The Contractor has found during design development that the provisional design in the Scope is no longer feasible. The provisional design is the Contractor’s risk. The Contractor was required to construct footpath to provide access to a certain area but as the design developed, it was found the route could not provide that access.
The Contractor has now designed the footpath that provides such access and fortunately reduced the quantity of material and in turn, reduced the cost to the Contractor.

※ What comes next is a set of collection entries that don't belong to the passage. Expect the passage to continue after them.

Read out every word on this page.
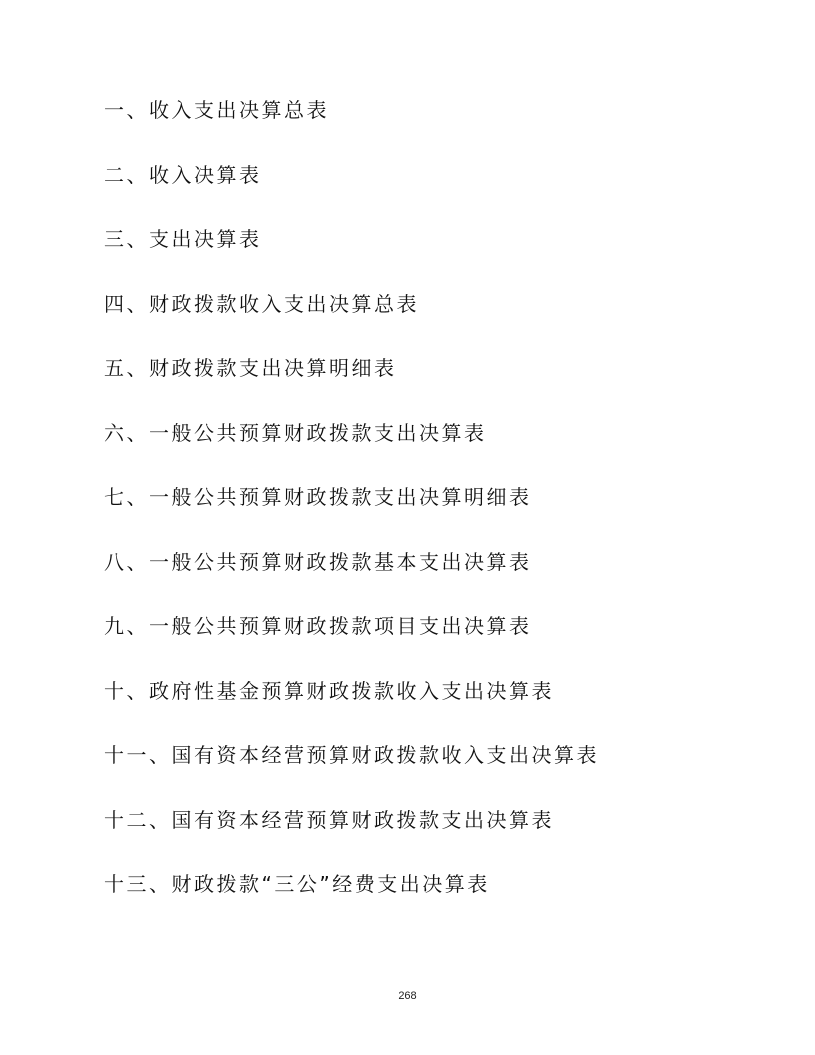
一、收入支出决算总表
二、收入决算表
三、支出决算表
四、财政拨款收入支出决算总表
五、财政拨款支出决算明细表
六、一般公共预算财政拨款支出决算表
七、一般公共预算财政拨款支出决算明细表
八、一般公共预算财政拨款基本支出决算表
九、一般公共预算财政拨款项目支出决算表
十、政府性基金预算财政拨款收入支出决算表
十一、国有资本经营预算财政拨款收入支出决算表
十二、国有资本经营预算财政拨款支出决算表
十三、财政拨款“三公”经费支出决算表
268
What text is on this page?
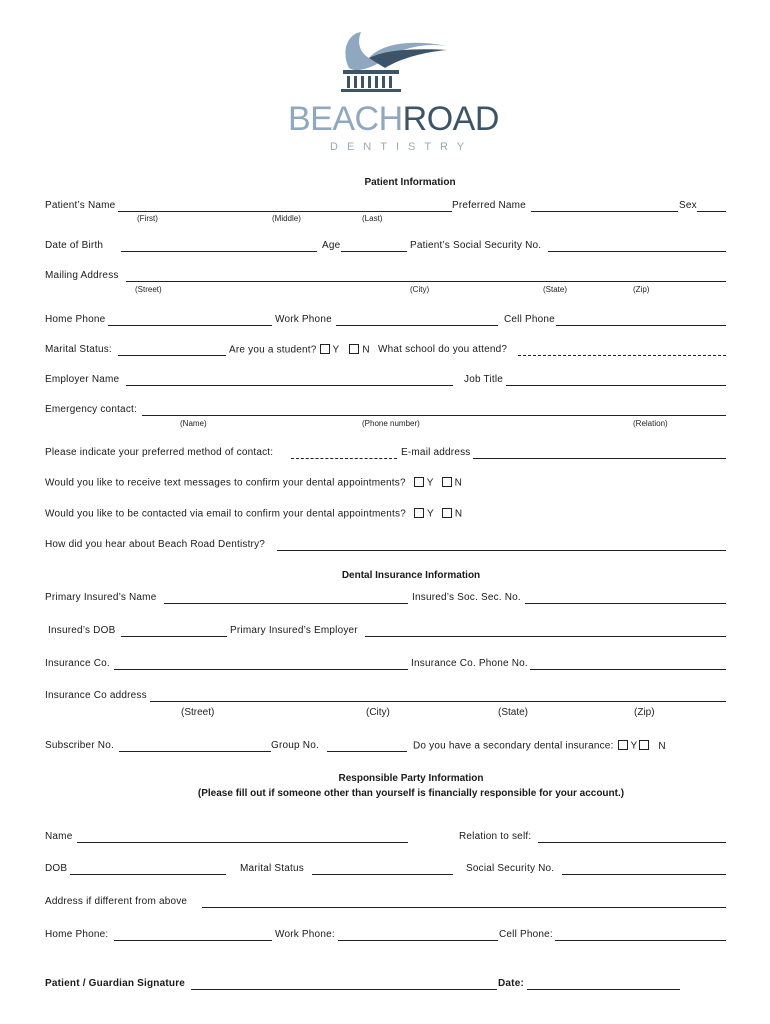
BEACHROAD
DENTISTRY
Patient Information
Patient’s Name	Preferred Name	Sex
(First)	(Middle)	(Last)
Date of Birth	Age	Patient’s Social Security No.
Mailing Address
(Street)	(City)	(State)	(Zip)
Home Phone	Work Phone	Cell Phone
Marital Status:	Are you a student? Y N What school do you attend?
Employer Name	Job Title
Emergency contact:
(Name)	(Phone number)	(Relation)
Please indicate your preferred method of contact:	E-mail address
Would you like to receive text messages to confirm your dental appointments? Y N
Would you like to be contacted via email to confirm your dental appointments? Y N
How did you hear about Beach Road Dentistry?
Dental Insurance Information
Primary Insured’s Name	Insured’s Soc. Sec. No.
Insured’s DOB	Primary Insured’s Employer
Insurance Co.	Insurance Co. Phone No.
Insurance Co address
(Street)	(City)	(State)	(Zip)
Subscriber No.	Group No.	Do you have a secondary dental insurance: Y N
Responsible Party Information
(Please fill out if someone other than yourself is financially responsible for your account.)
Name	Relation to self:
DOB	Marital Status	Social Security No.
Address if different from above
Home Phone:	Work Phone:	Cell Phone:
Patient / Guardian Signature	Date:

The Client is now looking for the Contractor to raise a CE and pass those savings to the Client. The Client is citing value engineering,
We are of the view that we do not need to pass any saving as this is a Contractor’s risk, therefore any oppotunity found belongs to the Contractor. We have explained to the Client that had it been the other way round i.e. road required more material, we would not have been able to raise a Compensation Event.
Its not entirely clear how the Scope has been prepared and exactly what it requires the Contractor to do, but the following principles generally apply:-
The Contractor is obliged to provide the works in accordance with the Scope, as per clause 20.1, depending on the wording of the Scope you might have to complete the design, submit it for acceptance, built the path as per drawings or a spec, etc. The Contractor may also have the discretion to design it how he wishes and not be obliged to pass on the costs savings. The Contractor just need to do the works in accordance with the Scope. The words provisionally suggest it wasn’t clear.
If the works are not in accordance with the Scope, its likely to be a Defect. See definition in clause 11.2(6). If it is a Defect section 4 of the contract allows the parties to accept the Defects or the Client can correct it if is uncorrected after the Defect Date and deduct the cost from the amount due.
Clause 16.1 allows the Contractor to propose changes to the Scope for value engineering purposes. He’s not obliged to offer value engineering, but doesn’t have the discrete to change the Scope without either a PM’s instruction or Contractor’s proposal being agreed (or the Defect being accepted), unless the Scope was silent about how the path was routed/built.
The answer will therefore depend on the wording on the Scope and what instructions may have been given.